İnsanların doğuşta gelen anadilde eğitim hakkı bütün dünyada bir insan hakkı olarak değerlendirilirken, Kürdler bu doğal haklarında mahrum ve insan olarak görülmüyor. Anadilde eğitim hakkı birilerin sonradan bağışlayacağı demokratik bir hak değildir. Bu insanın en doğal hakkı ve evrensel bildirgelerde garanti altına alınmıştır. Açıkçası bizleri doğal insani haklarımızdan mahrum ettikleri gibi, binlerce yıldır yaşadığımız topraklarımızdan kovuluyoruz. Ancak ne yaparsanız yapın hiç bir zaman Kürd ulusunu topraklarında koparamaya gücünüz yetmeyecektir.
MİT ile PKK arasında arabulucu olan Abdullah Öcalan (aslında taraftır) bulunduğu koşullardan dolayı yapması gerekenleri yapamadığından şikâyetçi oluyor. Ortadoğu’da Kürd Ulusu’nun geldiği stratejik konumdan dolayı, Abdullah Öcalan “araçsal konumdan” dolayı görevini tam yerine getiremediğini, “stratejik konuma” terfi etmesi gerektiğini söylüyor. En son görüşmelerde gelinen aşamayı “yeni bir format” olarak adlandırıyor. Anlaşılan İmralı’da oluşturulan planda Abdullah Öcalan’a bir kaç yıl sonra verilmek istenen görev ve terfi edeceği “stratejik konum’a” kamuoyunu alıştırmak için şimdiden gündeme taşıyorlar.
Mevcut durumda, sömürgeci Türk devletine egemen olan siyasi anlayış Kürdlerin Ulusal Hakları’nı tanıyacağı siyasi kapasiteye sahip değildir. “Çözüm süreci” çerçevesinde gündeme taşınan “demokratikleşme paketi” Kürd Ulusu’nu PKK/BDP eliyle Türklere entegre etme paketidir. Kemalist devlette olduğu gibi, AKP devleti de PKK ve Abdullah Öcalan’ı ‘araçsal’ olarak kullanmaya devam edecek. Onun için zamana oynuyor ve ipe un serip bazı kırıntılarla süreci geçiştirmeye çalışıyor.

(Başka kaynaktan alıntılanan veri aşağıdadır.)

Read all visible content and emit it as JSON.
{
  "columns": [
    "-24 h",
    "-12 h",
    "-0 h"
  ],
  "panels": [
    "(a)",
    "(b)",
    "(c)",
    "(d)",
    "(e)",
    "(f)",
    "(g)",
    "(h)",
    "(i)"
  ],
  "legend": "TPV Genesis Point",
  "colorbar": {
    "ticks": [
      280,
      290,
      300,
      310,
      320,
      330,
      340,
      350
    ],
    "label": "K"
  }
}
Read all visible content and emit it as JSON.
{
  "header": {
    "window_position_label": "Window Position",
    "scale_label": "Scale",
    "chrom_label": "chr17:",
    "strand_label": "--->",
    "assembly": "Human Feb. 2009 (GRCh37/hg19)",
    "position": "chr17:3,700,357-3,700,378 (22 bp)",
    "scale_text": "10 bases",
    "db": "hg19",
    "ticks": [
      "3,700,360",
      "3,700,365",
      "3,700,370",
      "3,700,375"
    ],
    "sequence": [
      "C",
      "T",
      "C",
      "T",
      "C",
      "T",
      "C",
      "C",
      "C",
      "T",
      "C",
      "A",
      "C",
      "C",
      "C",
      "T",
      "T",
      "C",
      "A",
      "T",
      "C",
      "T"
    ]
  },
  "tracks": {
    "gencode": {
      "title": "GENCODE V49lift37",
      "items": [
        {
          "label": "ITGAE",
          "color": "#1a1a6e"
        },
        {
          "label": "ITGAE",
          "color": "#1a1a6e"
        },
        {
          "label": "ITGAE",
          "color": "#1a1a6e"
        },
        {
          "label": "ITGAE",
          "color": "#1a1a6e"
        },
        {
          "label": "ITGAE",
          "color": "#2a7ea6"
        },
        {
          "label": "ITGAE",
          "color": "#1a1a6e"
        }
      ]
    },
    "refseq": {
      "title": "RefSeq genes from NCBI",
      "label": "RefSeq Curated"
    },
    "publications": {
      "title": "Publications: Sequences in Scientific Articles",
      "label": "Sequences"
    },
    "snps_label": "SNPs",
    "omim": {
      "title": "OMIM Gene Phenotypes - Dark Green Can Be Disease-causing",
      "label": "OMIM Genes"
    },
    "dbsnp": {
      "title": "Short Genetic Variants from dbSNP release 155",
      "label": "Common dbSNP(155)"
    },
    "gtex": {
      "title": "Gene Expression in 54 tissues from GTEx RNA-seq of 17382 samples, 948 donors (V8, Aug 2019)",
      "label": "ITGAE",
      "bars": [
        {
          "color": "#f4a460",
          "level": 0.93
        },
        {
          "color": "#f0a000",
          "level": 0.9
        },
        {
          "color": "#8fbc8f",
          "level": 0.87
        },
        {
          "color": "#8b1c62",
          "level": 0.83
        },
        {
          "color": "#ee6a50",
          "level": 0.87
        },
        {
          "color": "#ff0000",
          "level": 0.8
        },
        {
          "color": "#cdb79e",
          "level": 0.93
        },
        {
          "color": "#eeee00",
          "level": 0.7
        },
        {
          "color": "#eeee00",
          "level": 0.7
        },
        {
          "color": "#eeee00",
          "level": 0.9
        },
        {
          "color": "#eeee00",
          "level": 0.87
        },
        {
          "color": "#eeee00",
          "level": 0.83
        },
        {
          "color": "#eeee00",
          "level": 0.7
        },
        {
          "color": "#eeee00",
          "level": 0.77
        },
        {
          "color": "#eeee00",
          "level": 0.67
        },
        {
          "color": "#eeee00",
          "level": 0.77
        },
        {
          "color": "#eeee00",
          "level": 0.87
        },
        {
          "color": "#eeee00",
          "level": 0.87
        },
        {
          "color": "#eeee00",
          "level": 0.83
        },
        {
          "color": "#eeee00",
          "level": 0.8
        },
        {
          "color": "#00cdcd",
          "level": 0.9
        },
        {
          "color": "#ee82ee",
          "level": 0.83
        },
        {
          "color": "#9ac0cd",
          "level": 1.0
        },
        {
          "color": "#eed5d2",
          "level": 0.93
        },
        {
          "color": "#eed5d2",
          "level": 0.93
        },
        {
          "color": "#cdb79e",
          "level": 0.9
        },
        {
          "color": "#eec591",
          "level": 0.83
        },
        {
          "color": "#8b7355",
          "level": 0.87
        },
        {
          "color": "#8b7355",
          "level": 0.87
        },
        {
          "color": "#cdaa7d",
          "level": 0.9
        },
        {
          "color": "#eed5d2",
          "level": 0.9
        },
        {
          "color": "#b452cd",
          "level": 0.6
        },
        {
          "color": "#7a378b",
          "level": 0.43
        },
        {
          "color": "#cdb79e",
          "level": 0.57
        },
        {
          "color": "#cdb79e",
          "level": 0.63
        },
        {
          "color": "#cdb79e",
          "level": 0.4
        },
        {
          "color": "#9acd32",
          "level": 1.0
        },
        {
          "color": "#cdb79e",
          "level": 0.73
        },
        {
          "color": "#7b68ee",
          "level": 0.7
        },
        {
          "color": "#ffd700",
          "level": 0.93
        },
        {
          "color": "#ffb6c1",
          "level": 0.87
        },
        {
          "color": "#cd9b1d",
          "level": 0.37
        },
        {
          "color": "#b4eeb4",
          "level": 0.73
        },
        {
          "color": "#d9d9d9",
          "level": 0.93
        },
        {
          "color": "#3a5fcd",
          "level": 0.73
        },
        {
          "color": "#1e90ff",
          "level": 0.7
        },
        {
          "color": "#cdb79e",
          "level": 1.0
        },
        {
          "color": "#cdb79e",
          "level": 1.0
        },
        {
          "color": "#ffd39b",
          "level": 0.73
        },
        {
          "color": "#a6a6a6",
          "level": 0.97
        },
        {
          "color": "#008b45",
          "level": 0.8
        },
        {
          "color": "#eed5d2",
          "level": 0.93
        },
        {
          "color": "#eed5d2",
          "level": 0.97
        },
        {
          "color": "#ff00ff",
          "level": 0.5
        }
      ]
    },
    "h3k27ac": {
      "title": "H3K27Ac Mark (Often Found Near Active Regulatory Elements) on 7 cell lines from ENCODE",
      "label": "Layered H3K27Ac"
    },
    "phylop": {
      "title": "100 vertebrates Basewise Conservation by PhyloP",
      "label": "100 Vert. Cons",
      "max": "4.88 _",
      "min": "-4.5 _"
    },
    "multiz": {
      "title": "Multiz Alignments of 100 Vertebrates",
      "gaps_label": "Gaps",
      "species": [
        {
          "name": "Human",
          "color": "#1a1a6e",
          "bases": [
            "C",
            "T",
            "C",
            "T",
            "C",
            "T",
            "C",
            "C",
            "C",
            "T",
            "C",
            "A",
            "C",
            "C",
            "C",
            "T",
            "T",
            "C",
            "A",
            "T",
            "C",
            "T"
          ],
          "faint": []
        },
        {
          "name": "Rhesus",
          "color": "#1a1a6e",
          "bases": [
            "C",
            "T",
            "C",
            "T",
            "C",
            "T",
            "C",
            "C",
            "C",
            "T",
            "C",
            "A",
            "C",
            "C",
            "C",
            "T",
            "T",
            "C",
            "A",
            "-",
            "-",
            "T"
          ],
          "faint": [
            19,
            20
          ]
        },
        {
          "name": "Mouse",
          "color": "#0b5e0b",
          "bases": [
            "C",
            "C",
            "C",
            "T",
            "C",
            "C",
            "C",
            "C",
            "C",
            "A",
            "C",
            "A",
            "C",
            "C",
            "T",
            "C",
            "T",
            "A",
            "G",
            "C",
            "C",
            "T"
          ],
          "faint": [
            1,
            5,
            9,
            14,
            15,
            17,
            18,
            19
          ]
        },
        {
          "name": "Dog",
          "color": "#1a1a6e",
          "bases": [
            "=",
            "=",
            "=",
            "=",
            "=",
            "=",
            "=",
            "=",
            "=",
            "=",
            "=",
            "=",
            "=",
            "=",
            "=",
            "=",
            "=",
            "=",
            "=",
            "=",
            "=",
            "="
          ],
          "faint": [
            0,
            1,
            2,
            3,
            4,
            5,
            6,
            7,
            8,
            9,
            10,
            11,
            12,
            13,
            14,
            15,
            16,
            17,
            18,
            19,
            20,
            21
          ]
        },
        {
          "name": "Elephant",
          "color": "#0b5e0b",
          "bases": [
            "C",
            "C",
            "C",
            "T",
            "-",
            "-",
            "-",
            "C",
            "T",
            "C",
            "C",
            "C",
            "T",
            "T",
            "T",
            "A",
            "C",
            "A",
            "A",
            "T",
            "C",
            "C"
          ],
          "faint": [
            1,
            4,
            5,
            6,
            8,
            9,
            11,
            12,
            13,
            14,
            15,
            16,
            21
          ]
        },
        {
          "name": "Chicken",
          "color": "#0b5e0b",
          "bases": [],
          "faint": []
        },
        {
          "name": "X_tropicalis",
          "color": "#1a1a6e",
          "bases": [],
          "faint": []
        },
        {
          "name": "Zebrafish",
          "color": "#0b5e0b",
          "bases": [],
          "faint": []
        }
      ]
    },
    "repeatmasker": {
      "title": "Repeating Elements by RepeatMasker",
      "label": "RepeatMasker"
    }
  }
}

Ancak hayatın dayattığı Ulusal ve toplumsal süreçler geçiştirmeye gelmiyor ve bir gün beklemediğin anda karşına dikiliveriyor. Onun için 30 Milyon nüfusa varan Kürd Ulusu realitesini yok sayamazsınız! Böyle bir realite dünyanın başka yerinde nasıl çözülmüşse, Kürdistan’da aynı şekilde çözülmek zorunda. Bunun adı Ulusal Sorun’dur ve çözümü siyasi olmak zorunda. Yoksa bir kaç maddenin rötuşu ve ufak kırıntılarla bu sorun çözülmez.
22.09.2013
Rucan Keleş
http://www.nasname.com/a/rucan-keles-cozum-sureci
20.yorumdaki yazıda toplumların ulus devlet aşamasıyla bireyin ergenlik dönemi arasında kurulan paralellik (Ergenlik nasıl ki bireyin gelişiminde yaşanması gereken zorunlu bir evre ise, devlet de toplumların gelişiminde yaşanması gereken zorunlu bir evredir.) tartışılmış. Ulus devletin aksine, ergenliğin her bireyin yaşaması zorunlu bir evre olduğu söylenmiş. Bu dönemi atlatamayan ve bu nedenle intihar eden gençler de var. Böyle bir gencin şu videosunda söyledikleri buna değindiği için paylaşmak isterim. Bu çocuk daha sonra katliam yapıp intihar etti;
“Those were the best times of my life. I wish I would be a kid again. Those were the happy years. I could just live my life without realizing how cruel the world really is. Life is so much fair when you were a kid. When you were a kid, you don’t have to worry about things like being attractive or how many girls like you. No one has unfair advantages. And then when you hit puberty, your life either becomes a heaven on earth or living hell. It all depends on how many girls like you, or if girls like you at all. My life turned into a living hell. No girls liked me, and I hate them all for it.”
http://www.youtube.com/watch?v=RFmrUl2-1jg
Bu bağlamda, şu görüş doğrudur;
Nesnel yasaları ortadan kaldıramayız ama onların bilincine vararak olumsuz etkilerinden korunabiliriz ancak!
Bir bireye, “ergenlik evresini yaşama” demek yerine, ergenlik evresinin özellikleri, artı ve eksileri anlatılarak/ öğretilerek en az zararla bu evreyi geçirmesi sağlanabilir.